Oral hygiene has played a major role as a causative factor in the prevalence of dental caries. Even though oral hygiene status of majority of the study population was between fair and good, 45.94% were affected with caries in the present study. Statistically significant difference was seen between oral hygiene status and dental caries
The present study showed some unexpected observation in contrast to general belief that “A clean tooth never decays”. Dental caries prevalence of 54.22% was observed in children having good oral hygiene, 50% caries prevalence observed in children having fair oral hygiene, 57.85% prevalence among children having poor oral hygiene. The differences between oral hygiene status and caries prevalence was not significant, χ2= 3.69, P>0.05. Some other factors like fluoride, environment, genetics etc., might have influencing the caries prevalence rather than oral hygiene and diet in study population.
Conclusion
The dental profession should be aware of its responsibilities and be prepared to play its part in improving the dental health of handicapped children. Doctors, health visitors, teachers, caretakers and parents play a vital role in maintenance of good oral health of handicapped children.
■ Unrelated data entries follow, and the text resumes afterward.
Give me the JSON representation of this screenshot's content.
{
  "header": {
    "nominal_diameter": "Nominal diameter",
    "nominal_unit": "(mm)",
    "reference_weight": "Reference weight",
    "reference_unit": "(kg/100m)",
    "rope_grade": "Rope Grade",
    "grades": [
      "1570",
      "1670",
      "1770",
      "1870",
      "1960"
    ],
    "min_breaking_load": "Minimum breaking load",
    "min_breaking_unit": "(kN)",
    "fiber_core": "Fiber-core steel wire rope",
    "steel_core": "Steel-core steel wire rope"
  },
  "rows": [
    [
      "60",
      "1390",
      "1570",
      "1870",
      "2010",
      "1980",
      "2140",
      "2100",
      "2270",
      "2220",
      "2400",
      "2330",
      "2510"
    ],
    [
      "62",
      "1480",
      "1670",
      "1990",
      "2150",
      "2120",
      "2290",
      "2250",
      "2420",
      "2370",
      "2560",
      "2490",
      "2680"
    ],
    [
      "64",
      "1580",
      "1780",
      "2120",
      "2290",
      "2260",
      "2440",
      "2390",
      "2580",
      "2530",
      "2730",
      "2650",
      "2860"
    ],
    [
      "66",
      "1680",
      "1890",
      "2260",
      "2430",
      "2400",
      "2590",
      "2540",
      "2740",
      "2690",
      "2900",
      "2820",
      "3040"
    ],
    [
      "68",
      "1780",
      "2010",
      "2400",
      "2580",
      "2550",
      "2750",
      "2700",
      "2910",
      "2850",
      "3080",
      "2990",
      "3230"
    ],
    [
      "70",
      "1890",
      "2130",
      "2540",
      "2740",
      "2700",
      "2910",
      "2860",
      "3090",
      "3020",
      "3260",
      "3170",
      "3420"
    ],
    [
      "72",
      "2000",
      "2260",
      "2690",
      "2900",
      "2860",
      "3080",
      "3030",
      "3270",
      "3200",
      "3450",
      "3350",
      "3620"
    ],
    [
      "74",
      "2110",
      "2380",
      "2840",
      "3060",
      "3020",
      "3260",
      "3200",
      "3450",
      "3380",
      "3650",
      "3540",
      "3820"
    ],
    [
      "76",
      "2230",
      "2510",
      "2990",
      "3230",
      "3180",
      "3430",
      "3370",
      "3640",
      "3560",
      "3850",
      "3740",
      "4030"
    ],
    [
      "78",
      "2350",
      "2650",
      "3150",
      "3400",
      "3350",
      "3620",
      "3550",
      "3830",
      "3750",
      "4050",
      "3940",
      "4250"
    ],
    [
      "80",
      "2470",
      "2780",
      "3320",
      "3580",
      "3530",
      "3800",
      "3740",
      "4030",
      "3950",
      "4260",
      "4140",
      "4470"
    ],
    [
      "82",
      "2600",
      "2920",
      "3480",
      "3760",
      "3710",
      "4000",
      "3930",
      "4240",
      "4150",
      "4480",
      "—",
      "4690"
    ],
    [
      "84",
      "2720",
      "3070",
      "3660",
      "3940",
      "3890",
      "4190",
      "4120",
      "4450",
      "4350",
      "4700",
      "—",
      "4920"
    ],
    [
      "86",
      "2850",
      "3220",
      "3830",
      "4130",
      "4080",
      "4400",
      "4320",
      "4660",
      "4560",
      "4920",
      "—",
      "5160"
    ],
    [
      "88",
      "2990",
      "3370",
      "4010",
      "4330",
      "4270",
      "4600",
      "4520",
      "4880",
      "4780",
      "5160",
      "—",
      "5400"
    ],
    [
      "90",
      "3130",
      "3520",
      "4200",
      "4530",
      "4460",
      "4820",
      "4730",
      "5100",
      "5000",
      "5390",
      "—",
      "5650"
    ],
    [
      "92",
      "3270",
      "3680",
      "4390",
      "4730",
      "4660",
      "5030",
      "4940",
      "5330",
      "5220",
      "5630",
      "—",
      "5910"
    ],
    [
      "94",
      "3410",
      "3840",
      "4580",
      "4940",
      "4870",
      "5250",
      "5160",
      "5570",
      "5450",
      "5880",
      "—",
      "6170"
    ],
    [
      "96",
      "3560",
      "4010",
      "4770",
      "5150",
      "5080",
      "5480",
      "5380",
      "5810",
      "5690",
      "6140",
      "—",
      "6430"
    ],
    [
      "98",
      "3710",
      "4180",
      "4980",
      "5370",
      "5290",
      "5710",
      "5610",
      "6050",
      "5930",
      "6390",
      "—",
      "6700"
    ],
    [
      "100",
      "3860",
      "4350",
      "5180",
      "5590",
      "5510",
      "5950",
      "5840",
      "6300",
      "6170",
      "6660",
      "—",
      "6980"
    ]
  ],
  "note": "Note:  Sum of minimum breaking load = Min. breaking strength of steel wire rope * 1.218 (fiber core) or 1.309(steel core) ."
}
School dental health programs should be undertaken in these institutions accordingly:
School dental health education – in which teaching the students regarding dental health and training of teachers and parents regarding maintenance of oral hygiene through proper brushing techniques, use of fluoride tooth paste and mouth washes.
School dental health services - like providing both periodic check up for early diagnosis and prompt treatment.
School health environment - including availability of fluoride in drinking water or supplements if fluoride concentration is low or measures to control concentration in water.
Restricting the sale of chocolates, candies and cariogenic snacks in school premises.